Power BI Usage Metrics

Gogula Aryalingam shows how to access Power BI usage metrics for a report or dashboard:

Each app workspace gets its own report usage metrics data set, it’s just that you don’t see it when you are in the portal. In order to access it (at least for now) you need to use Power BI Desktop. When you open Power BI Desktop, you need to sign-in with the appropriate login, and then choose Power BI service from Get Data menu item. You then get listed with a set of app workspaces; within each you would find a list of all the datasets that were every published to each of the workspaces. Additionally, Power BI will also give you two more datasets: Report Usage Metrics Model and Dashboard Usage Metrics Model. However, these data models will only show up if you had attempted to view usage metrics at least once on one of the reports of the app workspace.

Read the whole thing.

When The Power BI Work Is Done

Melissa Coates has a great checklist to help you figure out if your Power BI dashboard is done:

Auto time intelligence is enabled by default, and it applies to each individual PBIX file (there’s not a global option). For most datetime columns that exist in the dataset, a hidden date table is created in the model to support time-oriented DAX calculations. This is great functionality for newer users, or if you have a very simple data model. However, if you typically utilize a standard Date table, then you will want to disable the hidden date tables to reduce the file size. (Tip: You can view the hidden date tables if you connect to the PBIX via DAX Studio.)

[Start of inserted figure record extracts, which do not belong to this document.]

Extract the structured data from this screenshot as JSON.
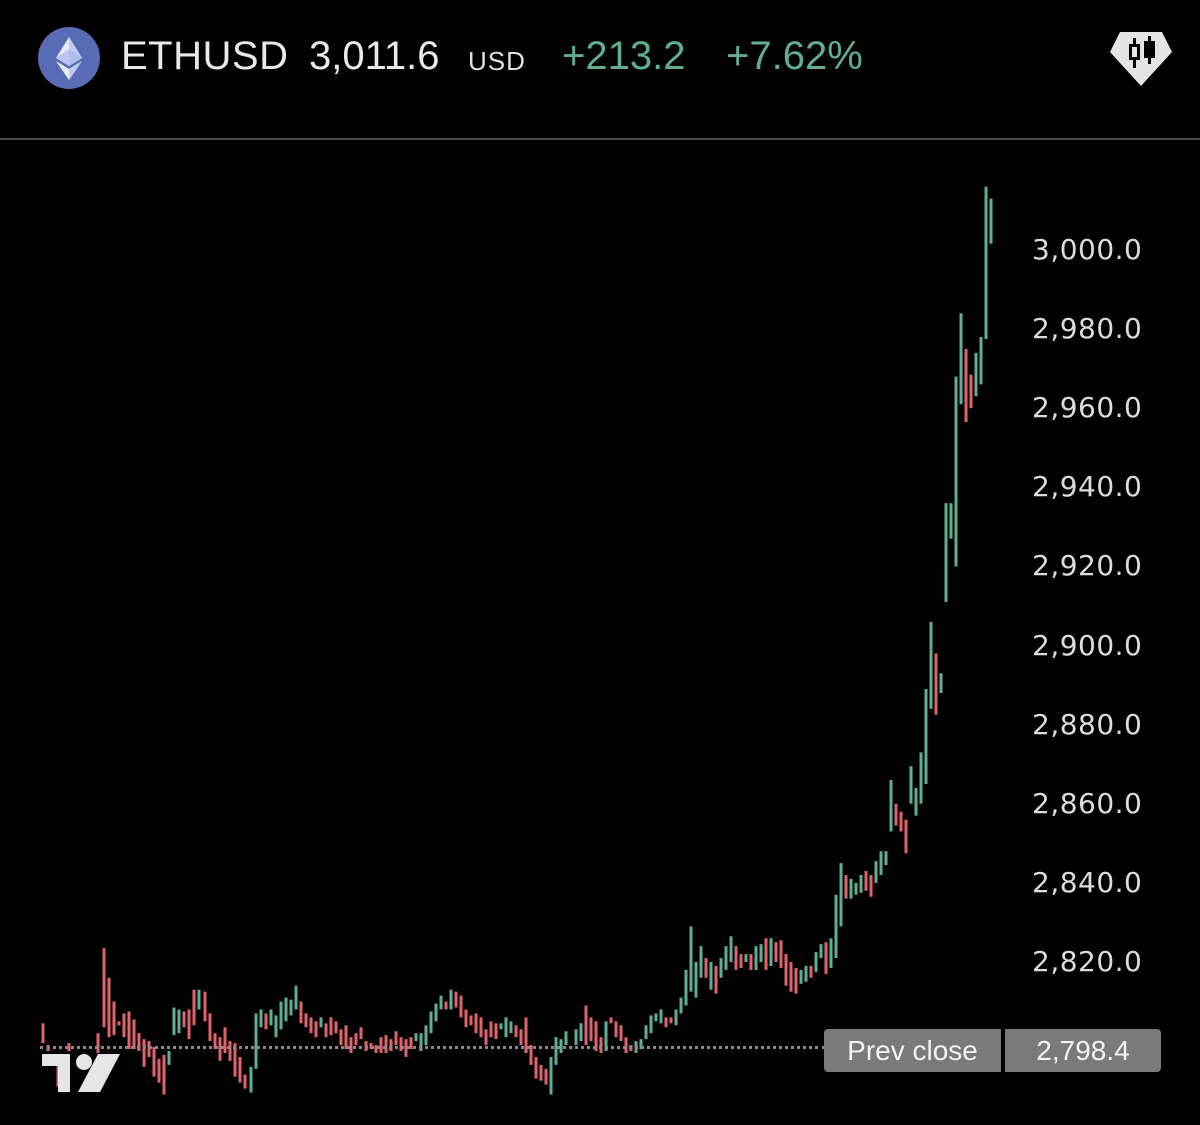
{
  "header": {
    "symbol": "ETHUSD",
    "price": "3,011.6",
    "currency": "USD",
    "change": "+213.2",
    "change_pct": "+7.62%",
    "coin_icon": "ethereum-icon",
    "chart_type_icon": "candlestick-icon"
  },
  "colors": {
    "up": "#5fae95",
    "down": "#e0646a",
    "background": "#000000",
    "coin_bg": "#5a6bb5"
  },
  "prev_close": {
    "label": "Prev close",
    "value": "2,798.4",
    "price": 2798.4
  },
  "axis": {
    "ticks": [
      "3,000.0",
      "2,980.0",
      "2,960.0",
      "2,940.0",
      "2,920.0",
      "2,900.0",
      "2,880.0",
      "2,860.0",
      "2,840.0",
      "2,820.0"
    ]
  },
  "chart_data": {
    "type": "bar",
    "title": "ETHUSD",
    "xlabel": "",
    "ylabel": "USD",
    "ylim": [
      2788,
      3017
    ],
    "y_ticks": [
      3000,
      2980,
      2960,
      2940,
      2920,
      2900,
      2880,
      2860,
      2840,
      2820
    ],
    "grid": false,
    "reference_lines": [
      {
        "name": "Prev close",
        "value": 2798.4
      }
    ],
    "last_price": 3011.6,
    "change": 213.2,
    "change_pct": 7.62,
    "bars_note": "each bar: [x_px, open, close]; up when close>open",
    "bars": [
      [
        43,
        2804.5,
        2799.5
      ],
      [
        48,
        2799,
        2797.5
      ],
      [
        58,
        2796,
        2788.5
      ],
      [
        69,
        2799.5,
        2797.5
      ],
      [
        98,
        2802,
        2797
      ],
      [
        104,
        2823.5,
        2803.5
      ],
      [
        109,
        2816,
        2801
      ],
      [
        114,
        2810,
        2801.5
      ],
      [
        119,
        2805,
        2804
      ],
      [
        124,
        2807,
        2801
      ],
      [
        129,
        2807.5,
        2798
      ],
      [
        134,
        2805.5,
        2798
      ],
      [
        139,
        2802,
        2797.5
      ],
      [
        144,
        2800.5,
        2793.5
      ],
      [
        149,
        2800,
        2796
      ],
      [
        154,
        2798.5,
        2791
      ],
      [
        159,
        2795.5,
        2789.5
      ],
      [
        164,
        2796.5,
        2786.5
      ],
      [
        169,
        2794,
        2797.5
      ],
      [
        174,
        2801.5,
        2808.5
      ],
      [
        179,
        2802,
        2808
      ],
      [
        184,
        2807.5,
        2803.5
      ],
      [
        189,
        2808,
        2800.5
      ],
      [
        194,
        2813,
        2804
      ],
      [
        199,
        2808,
        2813
      ],
      [
        205,
        2812.5,
        2805
      ],
      [
        210,
        2807,
        2800
      ],
      [
        215,
        2802,
        2798
      ],
      [
        220,
        2801,
        2795
      ],
      [
        225,
        2803.5,
        2797
      ],
      [
        230,
        2800,
        2795
      ],
      [
        235,
        2799.5,
        2791
      ],
      [
        240,
        2796,
        2789.5
      ],
      [
        245,
        2791.5,
        2788
      ],
      [
        251,
        2787,
        2793.5
      ],
      [
        256,
        2793,
        2807
      ],
      [
        261,
        2803.5,
        2808
      ],
      [
        266,
        2807,
        2803
      ],
      [
        271,
        2804,
        2808
      ],
      [
        276,
        2801,
        2806.5
      ],
      [
        281,
        2803,
        2810
      ],
      [
        286,
        2805,
        2811
      ],
      [
        291,
        2806.5,
        2810.5
      ],
      [
        296,
        2808,
        2814
      ],
      [
        301,
        2810,
        2804.5
      ],
      [
        306,
        2807,
        2803.5
      ],
      [
        311,
        2806,
        2802
      ],
      [
        316,
        2805,
        2801
      ],
      [
        321,
        2803.5,
        2806
      ],
      [
        326,
        2804.5,
        2801
      ],
      [
        331,
        2806,
        2801.5
      ],
      [
        336,
        2805,
        2802
      ],
      [
        341,
        2803,
        2799
      ],
      [
        346,
        2804,
        2798
      ],
      [
        351,
        2801,
        2797
      ],
      [
        356,
        2802,
        2799
      ],
      [
        361,
        2803.5,
        2800.5
      ],
      [
        366,
        2800,
        2797.5
      ],
      [
        371,
        2799.5,
        2798
      ],
      [
        376,
        2799,
        2797
      ],
      [
        381,
        2801,
        2797
      ],
      [
        386,
        2801.5,
        2797
      ],
      [
        391,
        2800.5,
        2797.5
      ],
      [
        396,
        2802.5,
        2799
      ],
      [
        401,
        2801,
        2797.5
      ],
      [
        406,
        2800.5,
        2796
      ],
      [
        411,
        2801,
        2798
      ],
      [
        416,
        2800,
        2802
      ],
      [
        421,
        2797.5,
        2802
      ],
      [
        426,
        2799,
        2804
      ],
      [
        431,
        2802,
        2807.5
      ],
      [
        436,
        2805,
        2809.5
      ],
      [
        441,
        2808,
        2811.5
      ],
      [
        446,
        2810,
        2808
      ],
      [
        451,
        2808,
        2813
      ],
      [
        456,
        2812.5,
        2808.5
      ],
      [
        461,
        2811.5,
        2806
      ],
      [
        466,
        2808,
        2803.5
      ],
      [
        471,
        2806.5,
        2804
      ],
      [
        476,
        2807,
        2802
      ],
      [
        481,
        2806,
        2801
      ],
      [
        486,
        2803,
        2799
      ],
      [
        491,
        2805,
        2801
      ],
      [
        496,
        2804.5,
        2800.5
      ],
      [
        501,
        2803,
        2804.5
      ],
      [
        506,
        2801,
        2806
      ],
      [
        511,
        2802,
        2805
      ],
      [
        516,
        2804,
        2801
      ],
      [
        521,
        2803,
        2799
      ],
      [
        526,
        2806,
        2797
      ],
      [
        531,
        2799,
        2794
      ],
      [
        536,
        2796,
        2790.5
      ],
      [
        541,
        2794,
        2790
      ],
      [
        546,
        2793,
        2789
      ],
      [
        551,
        2786.5,
        2796
      ],
      [
        556,
        2794,
        2801
      ],
      [
        561,
        2797,
        2800.5
      ],
      [
        566,
        2799,
        2802.5
      ],
      [
        571,
        2798,
        2798.5
      ],
      [
        576,
        2799,
        2803
      ],
      [
        581,
        2800,
        2804.5
      ],
      [
        586,
        2809,
        2799
      ],
      [
        591,
        2806,
        2800
      ],
      [
        596,
        2805,
        2797.5
      ],
      [
        601,
        2801,
        2797
      ],
      [
        606,
        2797.5,
        2805
      ],
      [
        611,
        2806,
        2804.5
      ],
      [
        616,
        2805,
        2801
      ],
      [
        621,
        2804,
        2800
      ],
      [
        626,
        2801,
        2797
      ],
      [
        631,
        2799,
        2797.5
      ],
      [
        636,
        2797,
        2800
      ],
      [
        641,
        2798,
        2800.5
      ],
      [
        646,
        2800.5,
        2804
      ],
      [
        651,
        2802,
        2806.5
      ],
      [
        656,
        2805,
        2807
      ],
      [
        661,
        2804.5,
        2808
      ],
      [
        666,
        2806,
        2803.5
      ],
      [
        671,
        2806,
        2804.5
      ],
      [
        676,
        2804,
        2808
      ],
      [
        681,
        2807,
        2811
      ],
      [
        686,
        2809,
        2818
      ],
      [
        691,
        2812.5,
        2829
      ],
      [
        696,
        2811,
        2820
      ],
      [
        701,
        2816,
        2824
      ],
      [
        706,
        2821,
        2816
      ],
      [
        711,
        2813,
        2820
      ],
      [
        716,
        2819,
        2812
      ],
      [
        721,
        2816,
        2821
      ],
      [
        726,
        2818,
        2824
      ],
      [
        731,
        2820,
        2826.5
      ],
      [
        736,
        2824,
        2818
      ],
      [
        741,
        2822,
        2818.5
      ],
      [
        746,
        2820,
        2822
      ],
      [
        751,
        2822,
        2818
      ],
      [
        756,
        2818,
        2824
      ],
      [
        761,
        2820,
        2824.5
      ],
      [
        766,
        2826,
        2818
      ],
      [
        771,
        2819,
        2826
      ],
      [
        776,
        2825,
        2820
      ],
      [
        781,
        2825.5,
        2818.5
      ],
      [
        786,
        2822,
        2814
      ],
      [
        791,
        2820,
        2812.5
      ],
      [
        796,
        2818.5,
        2812
      ],
      [
        801,
        2814.5,
        2818
      ],
      [
        806,
        2815,
        2819
      ],
      [
        811,
        2819,
        2816
      ],
      [
        816,
        2817.5,
        2822.5
      ],
      [
        821,
        2821,
        2824.5
      ],
      [
        826,
        2825,
        2817
      ],
      [
        831,
        2818.5,
        2826
      ],
      [
        836,
        2821,
        2837
      ],
      [
        841,
        2829,
        2845
      ],
      [
        846,
        2842,
        2836
      ],
      [
        851,
        2836,
        2841
      ],
      [
        856,
        2837,
        2840
      ],
      [
        861,
        2837.5,
        2842
      ],
      [
        866,
        2843,
        2838
      ],
      [
        871,
        2842,
        2836.5
      ],
      [
        876,
        2840,
        2845.5
      ],
      [
        881,
        2842,
        2848
      ],
      [
        886,
        2844.5,
        2848
      ],
      [
        891,
        2853,
        2866
      ],
      [
        896,
        2860,
        2854.5
      ],
      [
        901,
        2858,
        2853
      ],
      [
        906,
        2856,
        2847.5
      ],
      [
        911,
        2860,
        2869.5
      ],
      [
        916,
        2857,
        2864
      ],
      [
        921,
        2860,
        2873
      ],
      [
        926,
        2865,
        2889
      ],
      [
        931,
        2884,
        2906
      ],
      [
        936,
        2898,
        2882.5
      ],
      [
        941,
        2888,
        2893
      ],
      [
        946,
        2911,
        2936
      ],
      [
        951,
        2927,
        2936
      ],
      [
        956,
        2920,
        2968
      ],
      [
        961,
        2961,
        2984
      ],
      [
        966,
        2975,
        2956.5
      ],
      [
        971,
        2968.5,
        2960
      ],
      [
        976,
        2963,
        2974
      ],
      [
        981,
        2966,
        2978
      ],
      [
        986,
        2977.5,
        3016
      ],
      [
        991,
        3001.6,
        3013
      ]
    ]
  }
}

There are a lot of good things to think about here.

Using The Squint Test

Meagan Longoria gives us the squint test:

While you can definitely perform the Squint Test on your report within Power BI Desktop, I recommend also testing in a browser once the report is deployed to PowerBI.com or to the Power BI Report Server portal since colors and objects may be slightly different there.

The Squint Test is also used in web page design, so web developers have made tools to aid them in this check. While just squinting at the page is perfectly sufficient, using a browser extension or another tool allows you to easily share your findings with others. In the Chrome Browser, there is a free extension called The Squint Test. This extension places an eye icon near the top right of the browser window. Clicking the icon provides a slider that allows you to increase or decrease the amount of blur applied to the page.

Meagan also has an example of applying this test and picks a dashboard where she can make some improvements, so check it out.